Not that I want to insist that the charitable Emma is the only real Emma and that the catty, selfish nature she exhibits in talking about Jane Fairfax is a momentary lapse. There are already too many examples of this sort of behavior to dismiss them as anomalies. What I will insist on, though, is that Emma is a work in progress. Her character is not yet fully formed. Mrs. Elton, Miss Bates, even Mr. Woodhouse, are less mirrors for what Emma is as they are reflections of what she might become. Even Emma senses this, with her "Heaven forbid! at least, that I should ever bore people half so much..." (56). She may be "convinced" that "there never can be any likeness" between her and Miss Bates except in their being unmarried (55), but within five minutes time she has let escape a subconscious fear that she is already more like her than she cares to admit and so could very easily fall into the same patterns of behavior she currently loathes.

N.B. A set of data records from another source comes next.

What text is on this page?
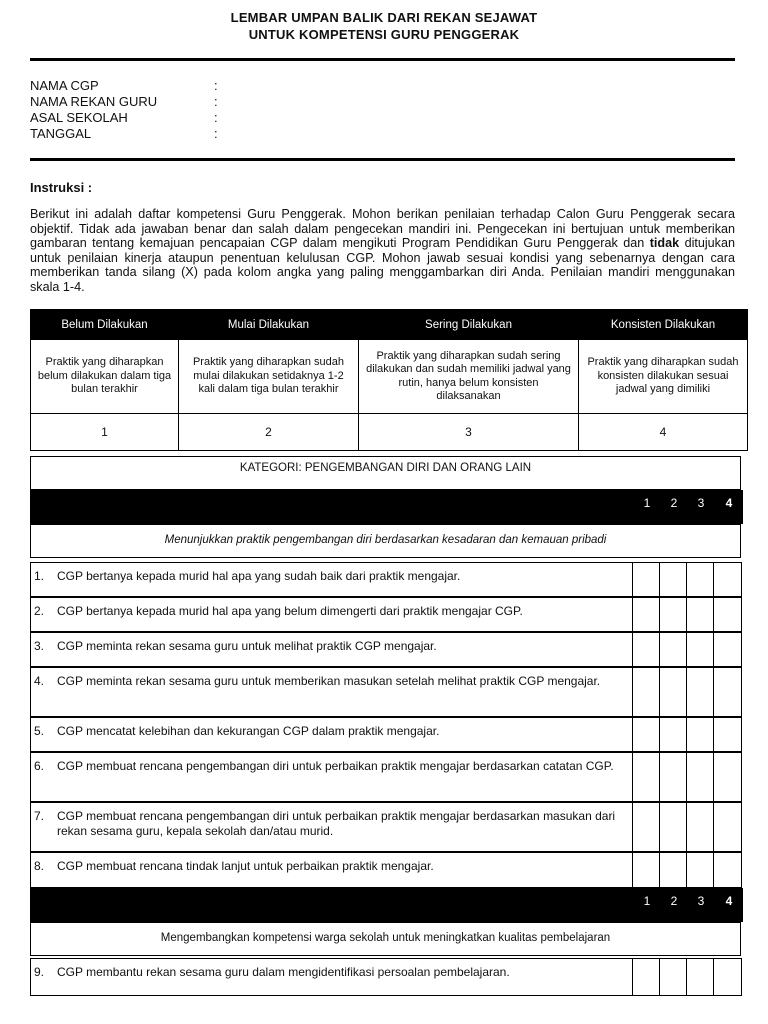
LEMBAR UMPAN BALIK DARI REKAN SEJAWAT
UNTUK KOMPETENSI GURU PENGGERAK
NAMA CGP	:
NAMA REKAN GURU	:
ASAL SEKOLAH	:
TANGGAL	:
Instruksi :
Berikut ini adalah daftar kompetensi Guru Penggerak. Mohon berikan penilaian terhadap Calon Guru Penggerak secara objektif. Tidak ada jawaban benar dan salah dalam pengecekan mandiri ini. Pengecekan ini bertujuan untuk memberikan gambaran tentang kemajuan pencapaian CGP dalam mengikuti Program Pendidikan Guru Penggerak dan tidak ditujukan untuk penilaian kinerja ataupun penentuan kelulusan CGP. Mohon jawab sesuai kondisi yang sebenarnya dengan cara memberikan tanda silang (X) pada kolom angka yang paling menggambarkan diri Anda. Penilaian mandiri menggunakan skala 1-4.
Belum Dilakukan	Mulai Dilakukan	Sering Dilakukan	Konsisten Dilakukan
Praktik yang diharapkan belum dilakukan dalam tiga bulan terakhir	Praktik yang diharapkan sudah mulai dilakukan setidaknya 1-2 kali dalam tiga bulan terakhir	Praktik yang diharapkan sudah sering dilakukan dan sudah memiliki jadwal yang rutin, hanya belum konsisten dilaksanakan	Praktik yang diharapkan sudah konsisten dilakukan sesuai jadwal yang dimiliki
1	2	3	4
KATEGORI: PENGEMBANGAN DIRI DAN ORANG LAIN
1	2	3	4
Menunjukkan praktik pengembangan diri berdasarkan kesadaran dan kemauan pribadi
1. CGP bertanya kepada murid hal apa yang sudah baik dari praktik mengajar.
2. CGP bertanya kepada murid hal apa yang belum dimengerti dari praktik mengajar CGP.
3. CGP meminta rekan sesama guru untuk melihat praktik CGP mengajar.
4. CGP meminta rekan sesama guru untuk memberikan masukan setelah melihat praktik CGP mengajar.
5. CGP mencatat kelebihan dan kekurangan CGP dalam praktik mengajar.
6. CGP membuat rencana pengembangan diri untuk perbaikan praktik mengajar berdasarkan catatan CGP.
7. CGP membuat rencana pengembangan diri untuk perbaikan praktik mengajar berdasarkan masukan dari rekan sesama guru, kepala sekolah dan/atau murid.
8. CGP membuat rencana tindak lanjut untuk perbaikan praktik mengajar.
1	2	3	4
Mengembangkan kompetensi warga sekolah untuk meningkatkan kualitas pembelajaran
9. CGP membantu rekan sesama guru dalam mengidentifikasi persoalan pembelajaran.
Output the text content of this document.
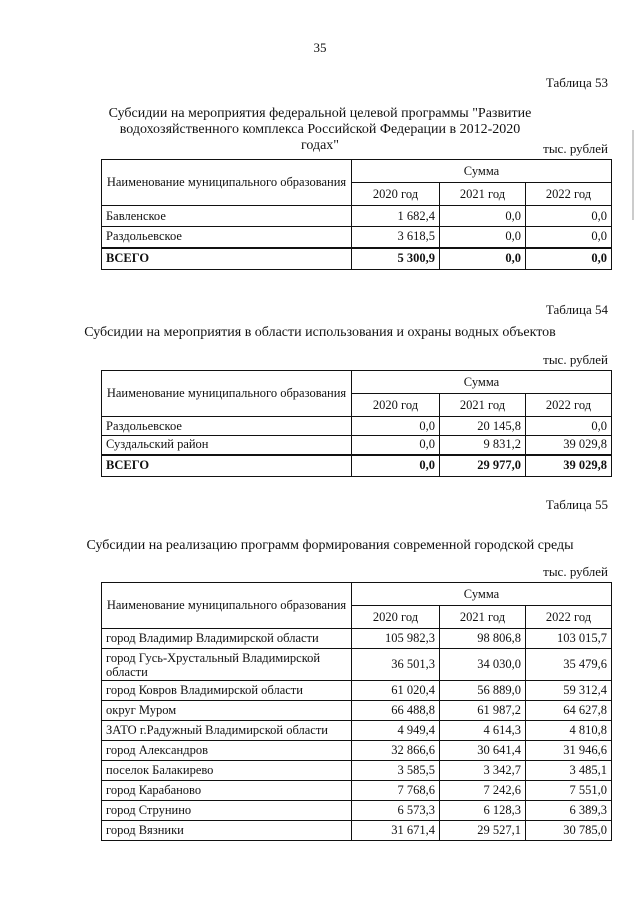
35
Таблица 53
Субсидии на мероприятия федеральной целевой программы "Развитие
водохозяйственного комплекса Российской Федерации в 2012-2020 годах"	тыс. рублей
Наименование муниципального образования	Сумма		
	2020 год	2021 год	2022 год
Бавленское	1 682,4	0,0	0,0
Раздольевское	3 618,5	0,0	0,0
ВСЕГО	5 300,9	0,0	0,0
Таблица 54
Субсидии на мероприятия в области использования и охраны водных объектов
тыс. рублей
Наименование муниципального образования	Сумма		
	2020 год	2021 год	2022 год
Раздольевское	0,0	20 145,8	0,0
Суздальский район	0,0	9 831,2	39 029,8
ВСЕГО	0,0	29 977,0	39 029,8
Таблица 55
Субсидии на реализацию программ формирования современной городской среды
тыс. рублей
Наименование муниципального образования	Сумма		
	2020 год	2021 год	2022 год
город Владимир Владимирской области	105 982,3	98 806,8	103 015,7
город Гусь-Хрустальный Владимирской области	36 501,3	34 030,0	35 479,6
город Ковров Владимирской области	61 020,4	56 889,0	59 312,4
округ Муром	66 488,8	61 987,2	64 627,8
ЗАТО г.Радужный Владимирской области	4 949,4	4 614,3	4 810,8
город Александров	32 866,6	30 641,4	31 946,6
поселок Балакирево	3 585,5	3 342,7	3 485,1
город Карабаново	7 768,6	7 242,6	7 551,0
город Струнино	6 573,3	6 128,3	6 389,3
город Вязники	31 671,4	29 527,1	30 785,0
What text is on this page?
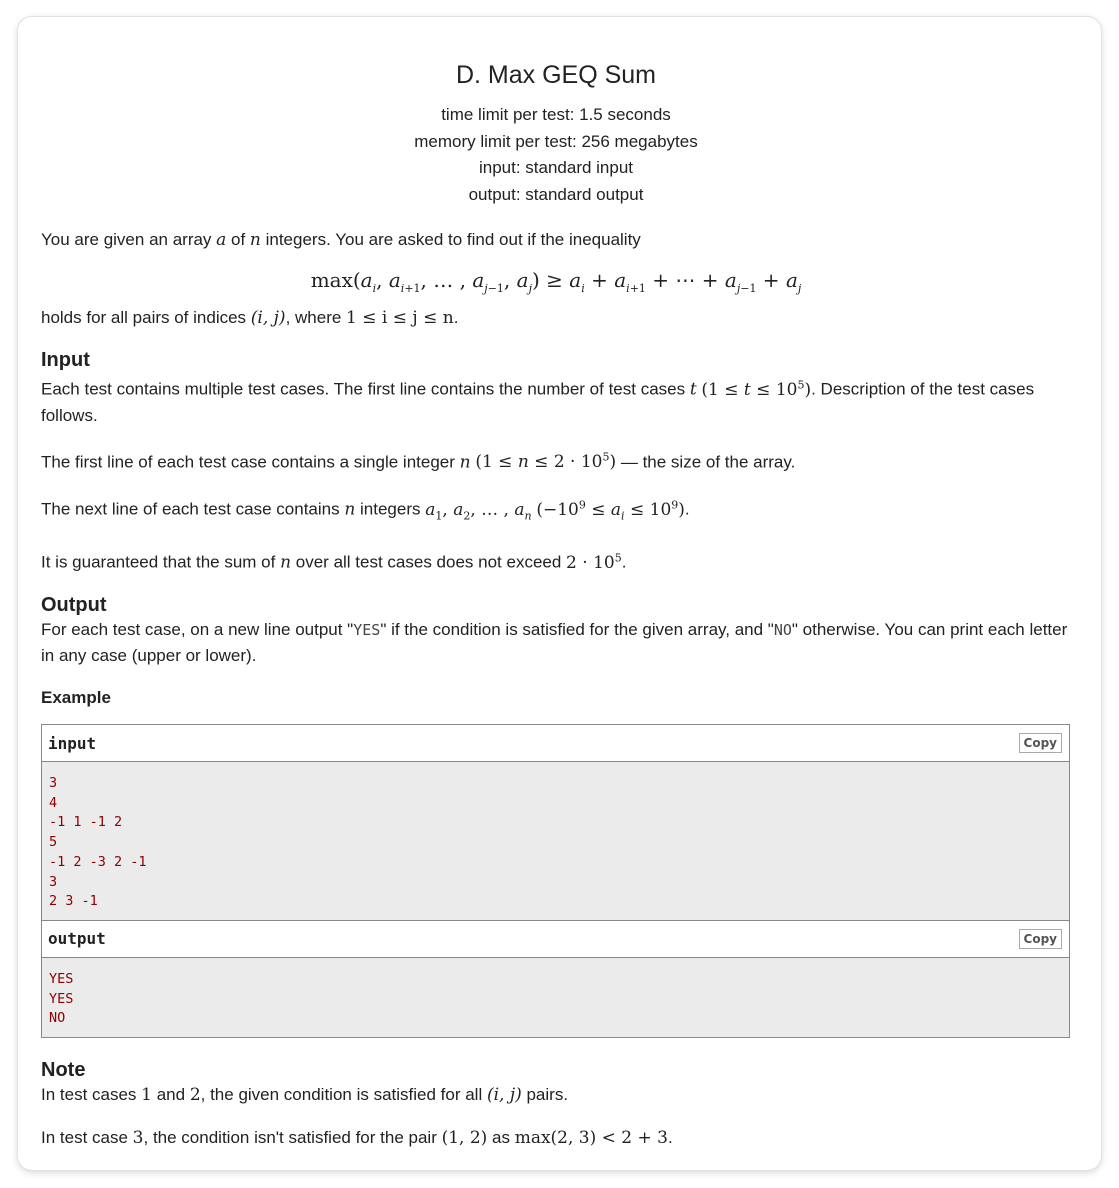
D. Max GEQ Sum
time limit per test: 1.5 seconds
memory limit per test: 256 megabytes
input: standard input
output: standard output

You are given an array a of n integers. You are asked to find out if the inequality

$\max(a_i$, $a_{i+1}$, … , $a_{j-1}$, $a_j) \ge a_i + a_{i+1}$ + ⋯ + $a_{j-1} + a_j$

holds for all pairs of indices (i, j), where 1 ≤ i ≤ j ≤ n.

Input

Each test contains multiple test cases. The first line contains the number of test cases t $(1 \le t \le 10^5)$. Description of the test cases follows.

The first line of each test case contains a single integer n $(1 \le n \le 2 \cdot 10^5)$ — the size of the array.

The next line of each test case contains n integers $a_1$, $a_2$, … , $a_n$ $(-10^9 \le a_i \le 10^9)$.

It is guaranteed that the sum of n over all test cases does not exceed $2 \cdot 10^5$.

Output

For each test case, on a new line output "YES" if the condition is satisfied for the given array, and "NO" otherwise. You can print each letter in any case (upper or lower).

Example
input	Copy
3
4
-1 1 -1 2
5
-1 2 -3 2 -1
3
2 3 -1
output	Copy
YES
YES
NO
Note

In test cases 1 and 2, the given condition is satisfied for all (i, j) pairs.

In test case 3, the condition isn't satisfied for the pair (1, 2) as max(2, 3) < 2 + 3.
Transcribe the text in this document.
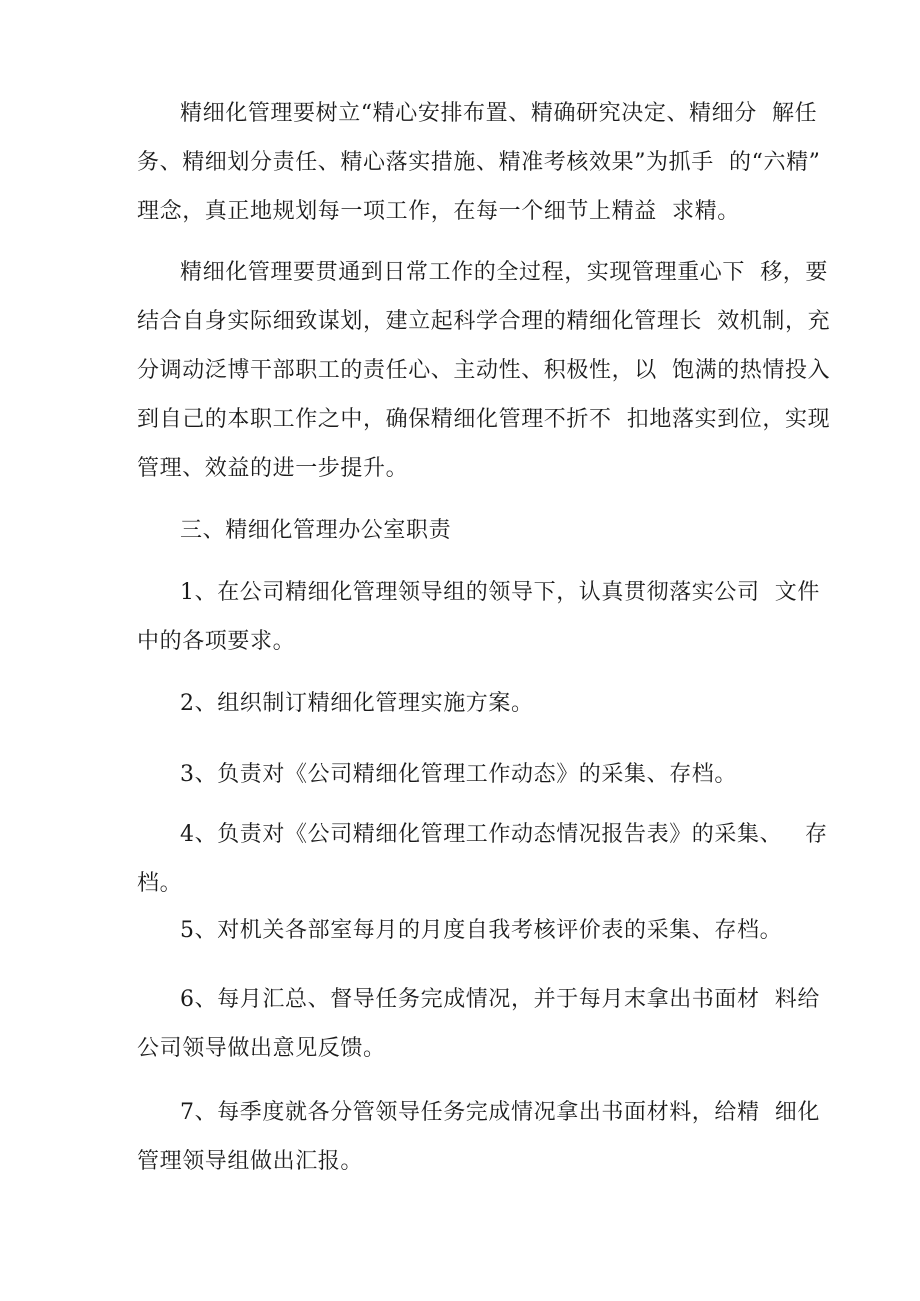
精细化管理要树立“精心安排布置、精确研究决定、精细分  解任
务、精细划分责任、精心落实措施、精准考核效果”为抓手  的“六精”
理念，真正地规划每一项工作，在每一个细节上精益  求精。
精细化管理要贯通到日常工作的全过程，实现管理重心下  移，要
结合自身实际细致谋划，建立起科学合理的精细化管理长  效机制，充
分调动泛博干部职工的责任心、主动性、积极性，以  饱满的热情投入
到自己的本职工作之中，确保精细化管理不折不  扣地落实到位，实现
管理、效益的进一步提升。
三、精细化管理办公室职责
1、在公司精细化管理领导组的领导下，认真贯彻落实公司  文件
中的各项要求。
2、组织制订精细化管理实施方案。
3、负责对《公司精细化管理工作动态》的采集、存档。
4、负责对《公司精细化管理工作动态情况报告表》的采集、   存
档。
5、对机关各部室每月的月度自我考核评价表的采集、存档。
6、每月汇总、督导任务完成情况，并于每月末拿出书面材  料给
公司领导做出意见反馈。
7、每季度就各分管领导任务完成情况拿出书面材料，给精  细化
管理领导组做出汇报。
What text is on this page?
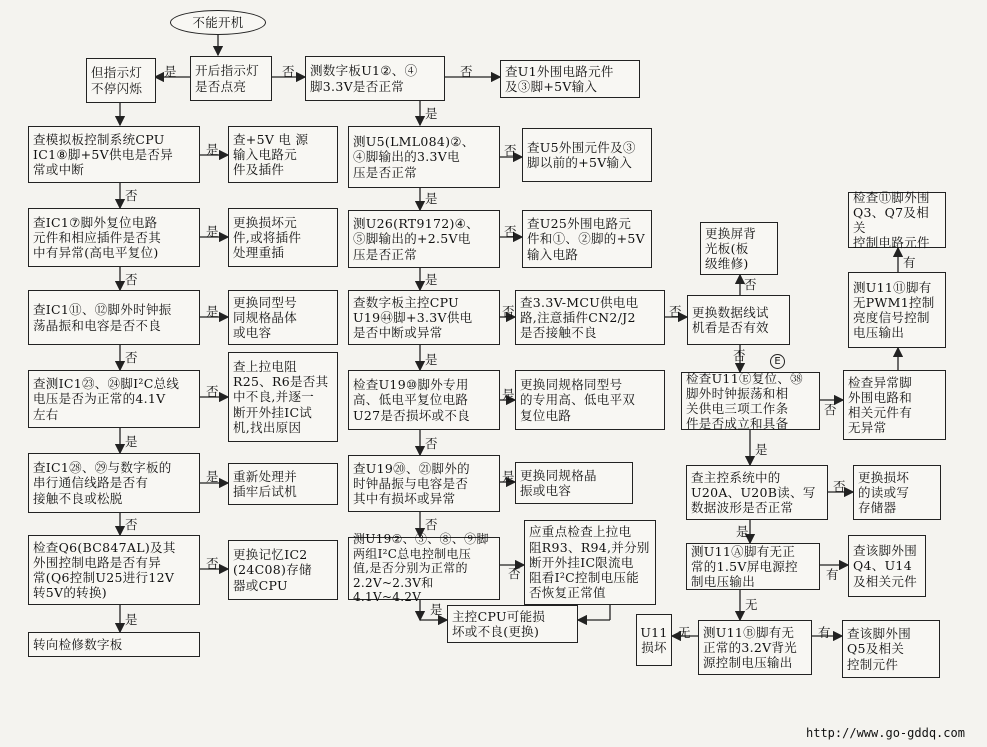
不能开机
但指示灯
不停闪烁
开后指示灯
是否点亮
测数字板U1②、④
脚3.3V是否正常
查U1外围电路元件
及③脚+5V输入
查模拟板控制系统CPU
IC1⑧脚+5V供电是否异
常或中断
查+5V 电 源
输入电路元
件及插件
查IC1⑦脚外复位电路
元件和相应插件是否其
中有异常(高电平复位)
更换损坏元
件,或将插件
处理重插
查IC1⑪、⑫脚外时钟振
荡晶振和电容是否不良
更换同型号
同规格晶体
或电容
查测IC1㉓、㉔脚I²C总线
电压是否为正常的4.1V
左右
查上拉电阻
R25、R6是否其
中不良,并逐一
断开外挂IC试
机,找出原因
查IC1㉘、㉙与数字板的
串行通信线路是否有
接触不良或松脱
重新处理并
插牢后试机
检查Q6(BC847AL)及其
外围控制电路是否有异
常(Q6控制U25进行12V
转5V的转换)
更换记忆IC2
(24C08)存储
器或CPU
转向检修数字板
测U5(LML084)②、
④脚输出的3.3V电
压是否正常
查U5外围元件及③
脚以前的+5V输入
测U26(RT9172)④、
⑤脚输出的+2.5V电
压是否正常
查U25外围电路元
件和①、②脚的+5V
输入电路
查数字板主控CPU
U19㊹脚+3.3V供电
是否中断或异常
查3.3V-MCU供电电
路,注意插件CN2/J2
是否接触不良
检查U19⑩脚外专用
高、低电平复位电路
U27是否损坏或不良
更换同规格同型号
的专用高、低电平双
复位电路
查U19⑳、㉑脚外的
时钟晶振与电容是否
其中有损坏或异常
更换同规格晶
振或电容
测U19②、③、⑧、⑨脚
两组I²C总电控制电压
值,是否分别为正常的
2.2V~2.3V和4.1V~4.2V
应重点检查上拉电
阻R93、R94,并分别
断开外挂IC限流电
阻看I²C控制电压能
否恢复正常值
主控CPU可能损
坏或不良(更换)
更换屏背
光板(板
级维修)
更换数据线试
机看是否有效
E
检查⑪脚外围
Q3、Q7及相关
控制电路元件
测U11⑪脚有
无PWM1控制
亮度信号控制
电压输出
检查U11Ⓔ复位、㊳
脚外时钟振荡和相
关供电三项工作条
件是否成立和具备
检查异常脚
外围电路和
相关元件有
无异常
查主控系统中的
U20A、U20B读、写
数据波形是否正常
更换损坏
的读或写
存储器
测U11Ⓐ脚有无正
常的1.5V屏电源控
制电压输出
查该脚外围
Q4、U14
及相关元件
测U11Ⓑ脚有无
正常的3.2V背光
源控制电压输出
U11
损坏
查该脚外围
Q5及相关
控制元件
是	否	否
是
是
否
是
否
是
否
否
是
是
否
否
是
否
是
否
是
否
是
是
否
是
否
否
是
否
否
否
有
否
是
否
是
有
无
有
无
http://www.go-gddq.com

It is difficult to portray characters evolving and changing, more difficult to show them doing so gradually. As much as I love Elizabeth Bennett, this reason may account for me being more fond of Emma. Elizabeth appears on the page already admirably mature and her setbacks are opportunities for her to exhibit character. In Emma we get a chance to see how that character can come to be.
I'd be remiss if I didn't mention before closing that the being kind or patient with a relative stranger or acquaintance is quite different from exercising those same qualities in the face of a regular companion. This is not the first passage in Emma that reminds me of C.S. Lewis's careful dissection of familiar relationships in The Screwtape Letters. One would think that it would be easiest to exercise patience with those whom one claims to love the most, but perversely, the converse can be true. The familiarity with the faults of others and the constancy with which one is confronted with them can have as much to do with our responses to them as the predisposition we bring to relationships to attempt patience. One could, I suppose, see a connection between the emotional energy expended by Emma being patient with her father or with the objects of charity and her inability to be patient with Miss Bates, the energy spent showing personal interest in the poor and friendless and her inability to muster any personal interest in Jane Fairfax. It might even be accurate to claim that the poor woman who is the object of Emma's better impulses is not a threat to Emma's superiority. Knightley will claim as much. He will also realize, though, that recognizing this doesn't render the charity, compassion or interest she does manage to show (to those she manages to show it to) less real or less sincere. They are as much the expressions of the real Emma as are the slights towards Jane or Miss Bates.